苗欢玉也连忙顺着话头说:“赵团长,我真的没有通匪,都是误会。我这得月楼一直本本分分做生意,从未做过违法乱纪的事。”
王义龙又趁热打铁:“长官,您看,苗掌柜也不是不识抬举的人,她肯定知道轻重。不如就给她一个机会,让她以后按时给保安团送些茶水点心,也算尽一份心意,您看如何?”

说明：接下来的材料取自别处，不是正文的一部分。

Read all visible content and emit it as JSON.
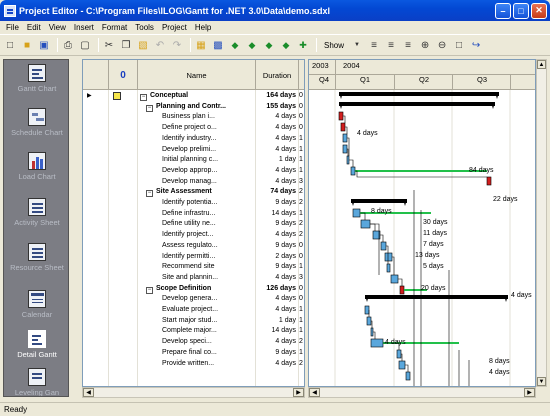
{
  "window": {
    "title": "Project Editor - C:\\Program Files\\ILOG\\Gantt for .NET 3.0\\Data\\demo.sdxl"
  },
  "menu": [
    "File",
    "Edit",
    "View",
    "Insert",
    "Format",
    "Tools",
    "Project",
    "Help"
  ],
  "toolbar": {
    "show_label": "Show",
    "icons": [
      "new-icon",
      "open-icon",
      "save-icon",
      "print-icon",
      "print-preview-icon",
      "cut-icon",
      "copy-icon",
      "paste-icon",
      "undo-icon",
      "redo-icon",
      "insert-task-icon",
      "task-info-icon",
      "move-up-icon",
      "move-down-icon",
      "move-left-icon",
      "move-right-icon",
      "indent-icon",
      "align-left-icon",
      "align-center-icon",
      "align-right-icon",
      "zoom-in-icon",
      "zoom-out-icon",
      "fit-icon",
      "goto-icon"
    ]
  },
  "outlook_bar": [
    {
      "label": "Gantt Chart",
      "icon": "gantt-chart-icon"
    },
    {
      "label": "Schedule Chart",
      "icon": "schedule-chart-icon"
    },
    {
      "label": "Load Chart",
      "icon": "load-chart-icon"
    },
    {
      "label": "Activity Sheet",
      "icon": "activity-sheet-icon"
    },
    {
      "label": "Resource Sheet",
      "icon": "resource-sheet-icon"
    },
    {
      "label": "Calendar",
      "icon": "calendar-icon"
    },
    {
      "label": "Detail Gantt",
      "icon": "detail-gantt-icon",
      "selected": true
    },
    {
      "label": "Leveling Gan",
      "icon": "leveling-gantt-icon"
    }
  ],
  "table": {
    "columns": {
      "info": "0",
      "name": "Name",
      "duration": "Duration"
    },
    "rows": [
      {
        "name": "Conceptual",
        "duration": "164 days",
        "x": "0",
        "level": 0,
        "summary": true,
        "selected": true,
        "note": true
      },
      {
        "name": "Planning and Contr...",
        "duration": "155 days",
        "x": "0",
        "level": 1,
        "summary": true
      },
      {
        "name": "Business plan i...",
        "duration": "4 days",
        "x": "0",
        "level": 2
      },
      {
        "name": "Define project o...",
        "duration": "4 days",
        "x": "0",
        "level": 2
      },
      {
        "name": "Identify industry...",
        "duration": "4 days",
        "x": "1",
        "level": 2
      },
      {
        "name": "Develop prelimi...",
        "duration": "4 days",
        "x": "1",
        "level": 2
      },
      {
        "name": "Initial planning c...",
        "duration": "1 day",
        "x": "1",
        "level": 2
      },
      {
        "name": "Develop approp...",
        "duration": "4 days",
        "x": "1",
        "level": 2
      },
      {
        "name": "Develop manag...",
        "duration": "4 days",
        "x": "3",
        "level": 2
      },
      {
        "name": "Site Assessment",
        "duration": "74 days",
        "x": "2",
        "level": 1,
        "summary": true
      },
      {
        "name": "Identify potentia...",
        "duration": "9 days",
        "x": "2",
        "level": 2
      },
      {
        "name": "Define infrastru...",
        "duration": "14 days",
        "x": "1",
        "level": 2
      },
      {
        "name": "Define utility ne...",
        "duration": "9 days",
        "x": "2",
        "level": 2
      },
      {
        "name": "Identify project...",
        "duration": "4 days",
        "x": "2",
        "level": 2
      },
      {
        "name": "Assess regulato...",
        "duration": "9 days",
        "x": "0",
        "level": 2
      },
      {
        "name": "Identify permitti...",
        "duration": "2 days",
        "x": "0",
        "level": 2
      },
      {
        "name": "Recommend site",
        "duration": "9 days",
        "x": "1",
        "level": 2
      },
      {
        "name": "Site and plannin...",
        "duration": "4 days",
        "x": "3",
        "level": 2
      },
      {
        "name": "Scope Definition",
        "duration": "126 days",
        "x": "0",
        "level": 1,
        "summary": true
      },
      {
        "name": "Develop genera...",
        "duration": "4 days",
        "x": "0",
        "level": 2
      },
      {
        "name": "Evaluate project...",
        "duration": "4 days",
        "x": "1",
        "level": 2
      },
      {
        "name": "Start major stud...",
        "duration": "1 day",
        "x": "1",
        "level": 2
      },
      {
        "name": "Complete major...",
        "duration": "14 days",
        "x": "1",
        "level": 2
      },
      {
        "name": "Develop speci...",
        "duration": "4 days",
        "x": "2",
        "level": 2
      },
      {
        "name": "Prepare final co...",
        "duration": "9 days",
        "x": "1",
        "level": 2
      },
      {
        "name": "Provide written...",
        "duration": "4 days",
        "x": "2",
        "level": 2
      }
    ]
  },
  "gantt": {
    "years": [
      "2003",
      "2004"
    ],
    "quarters": [
      "Q4",
      "Q1",
      "Q2",
      "Q3"
    ],
    "labels": [
      "4 days",
      "84 days",
      "22 days",
      "8 days",
      "30 days",
      "11 days",
      "7 days",
      "13 days",
      "5 days",
      "20 days",
      "4 days",
      "4 days",
      "8 days",
      "4 days"
    ]
  },
  "status": {
    "text": "Ready"
  }
}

赵贤贵沉吟片刻,觉得王义龙的话有道理。他盯着苗欢玉看了一会儿,又扫了一眼屋内的陈设,最终冷哼一声:“罢了,就给你个机会。若是以后再敢耍花样,定不饶你!”
说完,他站起身,对身边的小兵说:“走!”
几个小兵连忙跟上,跟着赵贤贵走出了得月楼。
直到脚步声消失,苗欢玉才松了一口气,腿一软,差点瘫倒在地。王义龙连忙上前扶住她,摘下草帽,露出原本的面容:“没事了,苗老板,他走了。”

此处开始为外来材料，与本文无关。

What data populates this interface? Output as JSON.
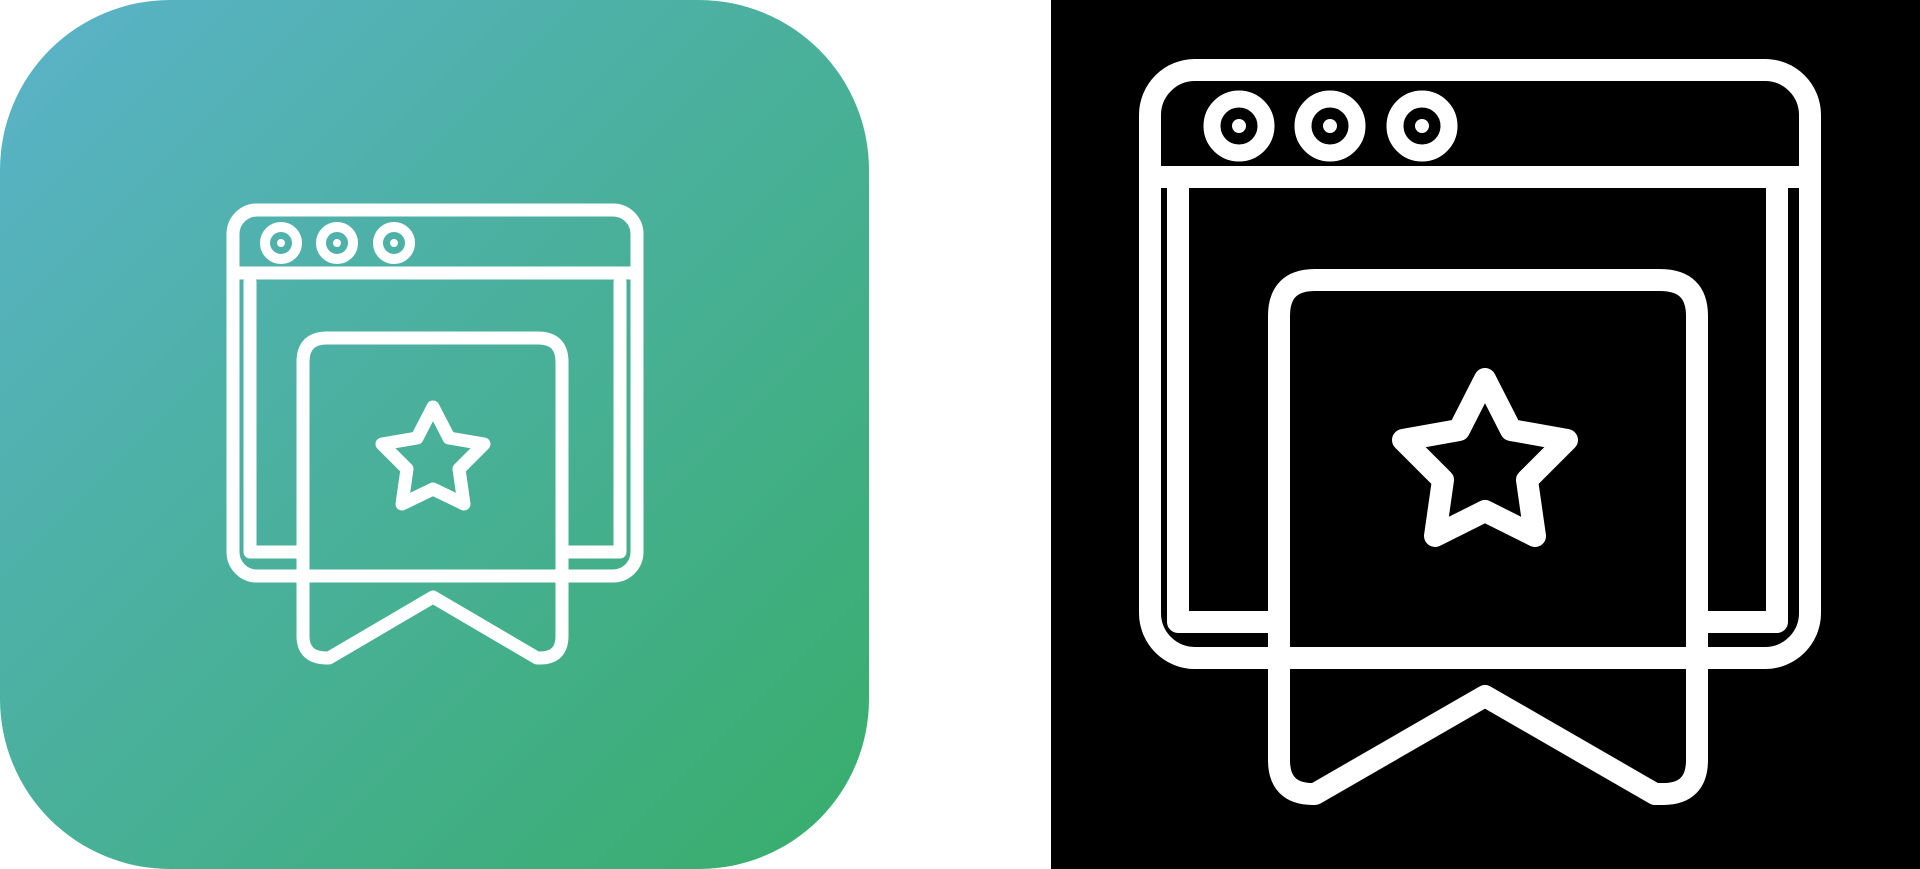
{
  "icons": [
    {
      "name": "web-bookmark-gradient-icon",
      "style": "gradient",
      "background_colors": [
        "#5ab3c9",
        "#38ad6a"
      ],
      "stroke_color": "#ffffff"
    },
    {
      "name": "web-bookmark-glyph-icon",
      "style": "black",
      "background_colors": [
        "#000000"
      ],
      "stroke_color": "#ffffff"
    }
  ]
}
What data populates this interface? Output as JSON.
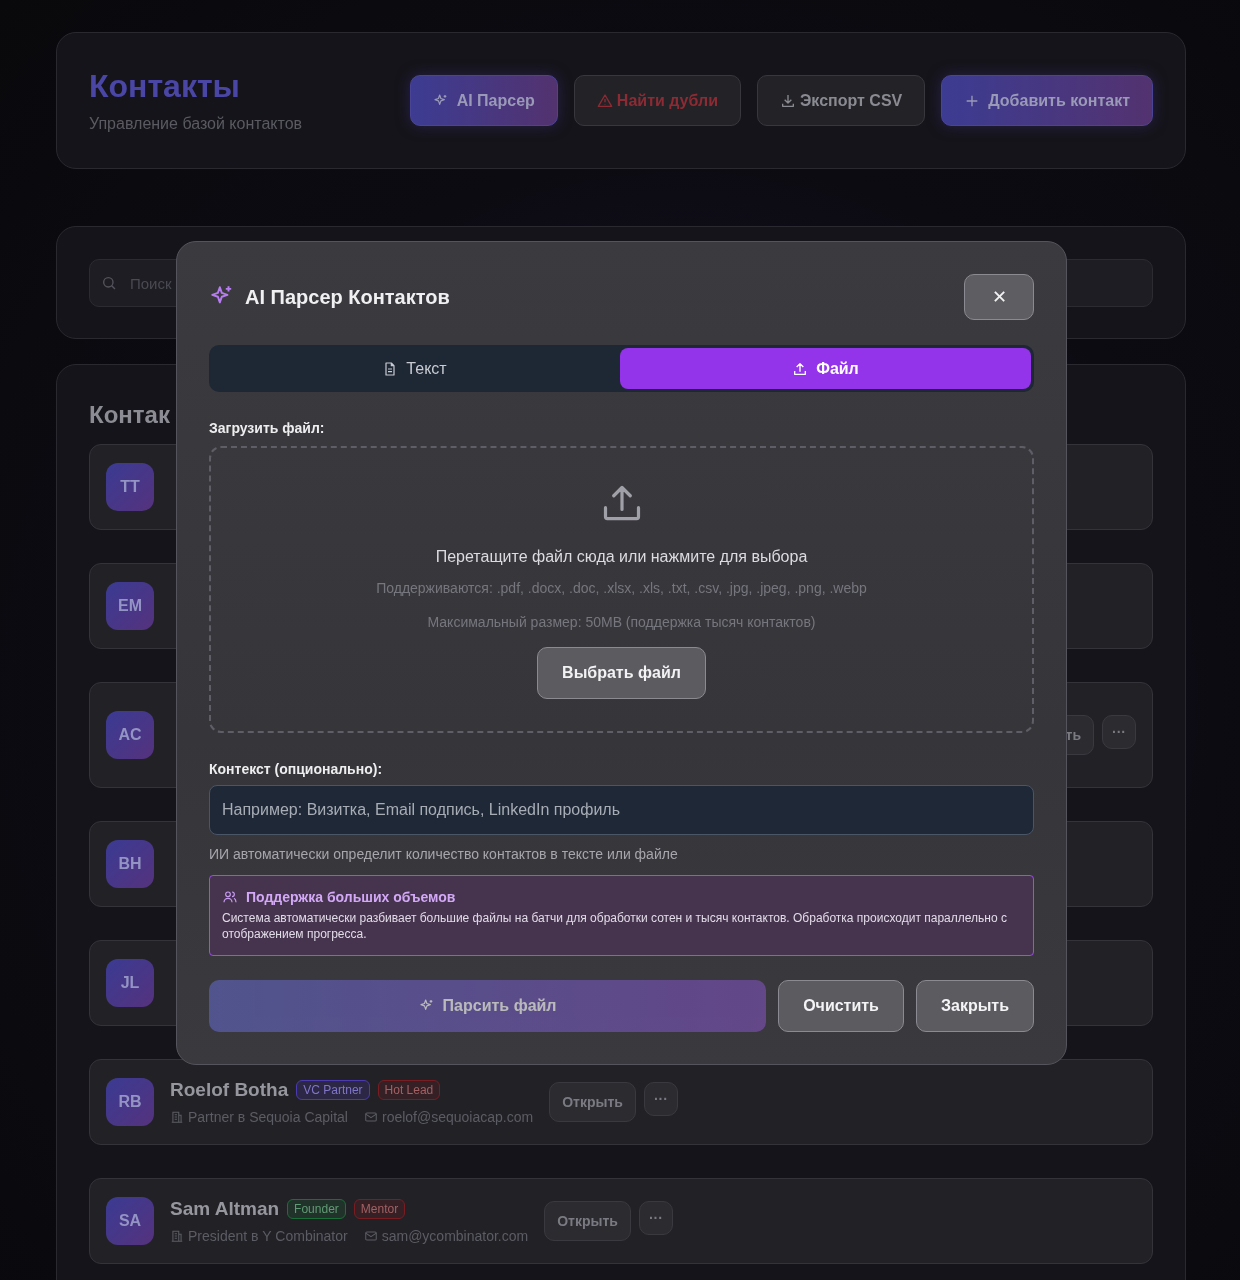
{
  "header": {
    "title": "Контакты",
    "subtitle": "Управление базой контактов",
    "buttons": [
      {
        "kind": "gradient",
        "label": "AI Парсер"
      },
      {
        "kind": "danger",
        "label": "Найти дубли"
      },
      {
        "kind": "plain",
        "label": "Экспорт CSV"
      },
      {
        "kind": "gradient",
        "label": "Добавить контакт"
      }
    ]
  },
  "search": {
    "placeholder": "Поиск"
  },
  "contacts": {
    "heading": "Контак",
    "rows": [
      {
        "initials": "TT"
      },
      {
        "initials": "EM"
      },
      {
        "initials": "AC",
        "actions": [
          {
            "kind": "open",
            "label": "ть"
          },
          {
            "kind": "more",
            "label": "···"
          }
        ]
      },
      {
        "initials": "BH"
      },
      {
        "initials": "JL"
      },
      {
        "initials": "RB",
        "name": "Roelof Botha",
        "tags": [
          {
            "label": "VC Partner",
            "color": "#4a3bb0"
          },
          {
            "label": "Hot Lead",
            "color": "#7a1d22"
          }
        ],
        "position": "Partner в Sequoia Capital",
        "email": "roelof@sequoiacap.com",
        "actions": [
          {
            "kind": "open",
            "label": "Открыть"
          },
          {
            "kind": "more",
            "label": "···"
          }
        ]
      },
      {
        "initials": "SA",
        "name": "Sam Altman",
        "tags": [
          {
            "label": "Founder",
            "color": "#1c6e38"
          },
          {
            "label": "Mentor",
            "color": "#7a1d22"
          }
        ],
        "position": "President в Y Combinator",
        "email": "sam@ycombinator.com",
        "actions": [
          {
            "kind": "open",
            "label": "Открыть"
          },
          {
            "kind": "more",
            "label": "···"
          }
        ]
      }
    ]
  },
  "modal": {
    "title": "AI Парсер Контактов",
    "close": "✕",
    "tabs": [
      {
        "label": "Текст",
        "selected": false
      },
      {
        "label": "Файл",
        "selected": true
      }
    ],
    "upload_label": "Загрузить файл:",
    "dropzone": {
      "prompt": "Перетащите файл сюда или нажмите для выбора",
      "formats": "Поддерживаются: .pdf, .docx, .doc, .xlsx, .xls, .txt, .csv, .jpg, .jpeg, .png, .webp",
      "max_size": "Максимальный размер: 50MB (поддержка тысяч контактов)",
      "button": "Выбрать файл"
    },
    "context_label": "Контекст (опционально):",
    "context": {
      "placeholder": "Например: Визитка, Email подпись, LinkedIn профиль"
    },
    "hint": "ИИ автоматически определит количество контактов в тексте или файле",
    "info": {
      "title": "Поддержка больших объемов",
      "text": "Система автоматически разбивает большие файлы на батчи для обработки сотен и тысяч контактов. Обработка происходит параллельно с отображением прогресса."
    },
    "actions": [
      {
        "kind": "primary",
        "label": "Парсить файл",
        "disabled": true
      },
      {
        "kind": "secondary",
        "label": "Очистить",
        "disabled": false
      },
      {
        "kind": "secondary",
        "label": "Закрыть",
        "disabled": false
      }
    ]
  }
}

苗欢玉看着王义龙,眼泪又掉了下来,这次却是感激的泪:“王老板,谢谢你,要是没有你,我真的不知道该怎么办。”
“谢什么,都是应该的。以后小心点,赵贤贵这人不是什么好东西,多提防着点。”王义龙说完拍了拍她的肩膀。
他身后的几个壮汉也都卸下了伪装,纷纷说道:“王大哥,你这计策太妙了,几句话就把那家伙给唬住了。”

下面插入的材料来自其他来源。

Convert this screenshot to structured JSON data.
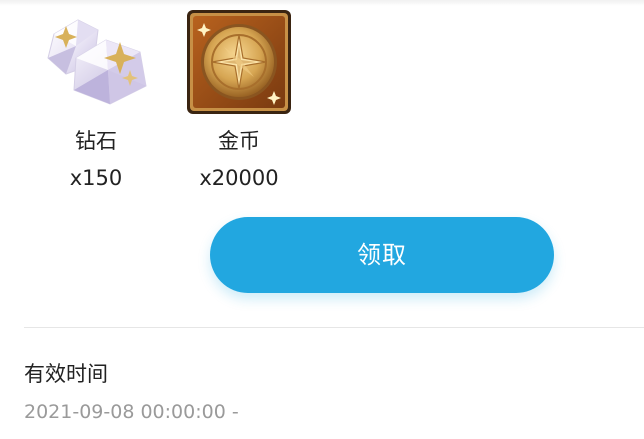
{
  "rewards": [
    {
      "icon": "diamond-icon",
      "name": "钻石",
      "quantity": "x150"
    },
    {
      "icon": "gold-coin-icon",
      "name": "金币",
      "quantity": "x20000"
    }
  ],
  "claim_button": {
    "label": "领取",
    "color": "#22a7e0"
  },
  "validity": {
    "label": "有效时间",
    "value": "2021-09-08 00:00:00 -"
  }
}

王义龙笑了笑:“对付这种人,不能硬来,得抓住他的软肋。他刚上任,最怕上面怪罪,他自然就退缩了。”
这时,外面传来一阵喧闹声,有人喊道:“王大哥,杨光兄弟那边传来消息了,他们已经在神岗山安顿好了,李正勇兄弟也把李家村的人安置妥当了。”
王义龙脸上露出一丝欣慰:“那就好,那就好。”他看向苗欢玉,继续说道:“苗老板,你放心,以后有我在,没人敢再欺负你。”
苗欢玉点了点头,擦干眼泪,脸上终于露出了久违的笑容。
夕阳西下,金色的余晖洒在永和镇的青石板路上。得月楼里,茶香袅袅,与方才的压抑截然不同。
王义龙站在茶楼门口,望向神岗山的方向,目光坚定。他知道,这只是暂时的平静,保安团的威胁还在,守护一方百姓的路还很长。